Part Three – streamlining of the Sanctions Act
Reform to expedite sanctioning of oligarchs and businesses associated with the Russian Government and strengthen powers to impose monetary penalties on those who violate sanctions.
The Act introduces an urgent designation process to allow the UK to quickly impose sanctions in respect of entities already subject to sanctions by other specified countries (including the US and EU). This process includes the removal of the statutory test of appropriateness for making such designations. There does, however, remain a requirement to show reasonable grounds to suspect that the person to be designated is ‘an involved person’.
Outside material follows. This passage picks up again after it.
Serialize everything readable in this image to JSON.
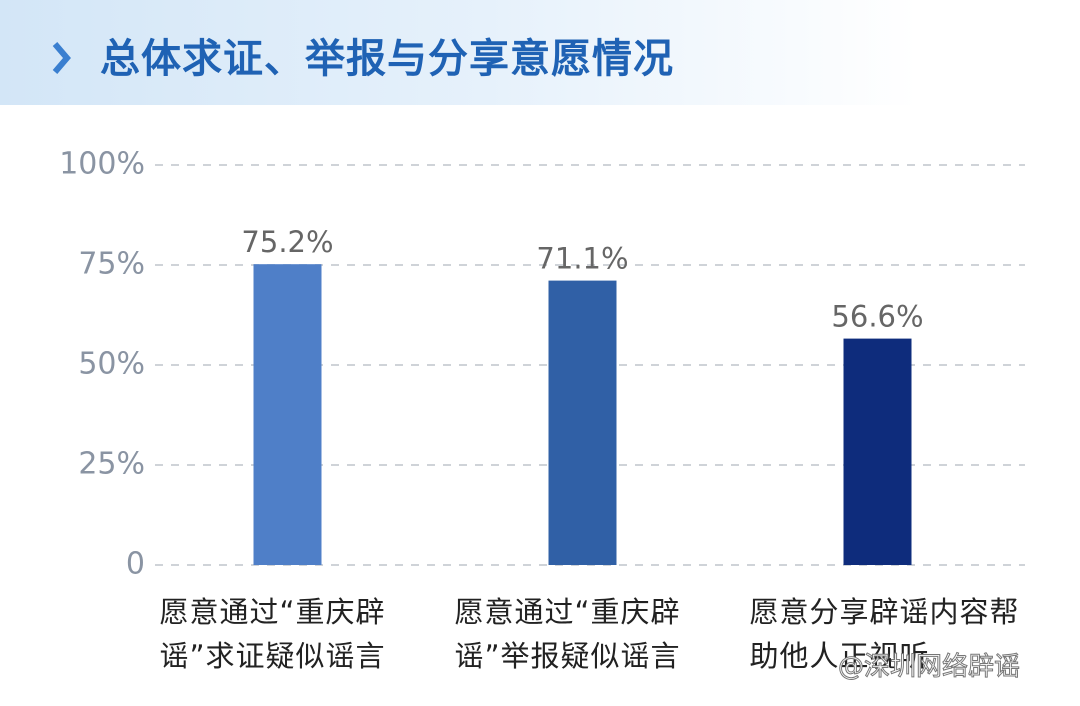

At present the Office of Financial Sanctions Implementation (OFSI) can only impose civil monetary penalties for contravention if the individual / institution knew or had reasonable cause to believe that they were breaching sanctions. This requirement has been removed, bringing the UK more in line with civil enforcement powers in the US.
Potential concerns
Some commentators have expressed concern that the new rules will capture those who make honest mistakes. One industry capable of falling foul is the Fintech banking industry, with many newly established institutions not having sanctions monitoring capabilities in place to meet the new strict liability test.
Outlook
The sanctions proposals are considered significant and a welcome change to what has historically been perceived as a weak record of UK sanctions enforcement. The Act will make it far easier to impose civil fines for non-compliance with obligations by applying strict liability. It is hoped that this will add teeth to the existing regime which has seen OFSI issue only six fines in the six years since it was created.
Shortly following the Act’s Royal Assent on 15 March, the UK Government announced a further 370 sanctions against Russian and Belarusian entities; 51 of which are believed to be oligarchs and their family members, with an estimated worth of £100bn.
Next steps
The Act sets out the first set of measures in a wider package of legislative proposals intended to tackle illicit finance. Next to be addressed by Government in the coming months is the long overdue reforming of Companies House and the introduction of powers to seize crypto assets more easily.
Steps taken to tackle and reduce economic crime are certainly welcome, and the effectiveness of the Act will become clearer in due course. We eagerly await the next set of proposals and are interested to see whether these are delivered at such pace.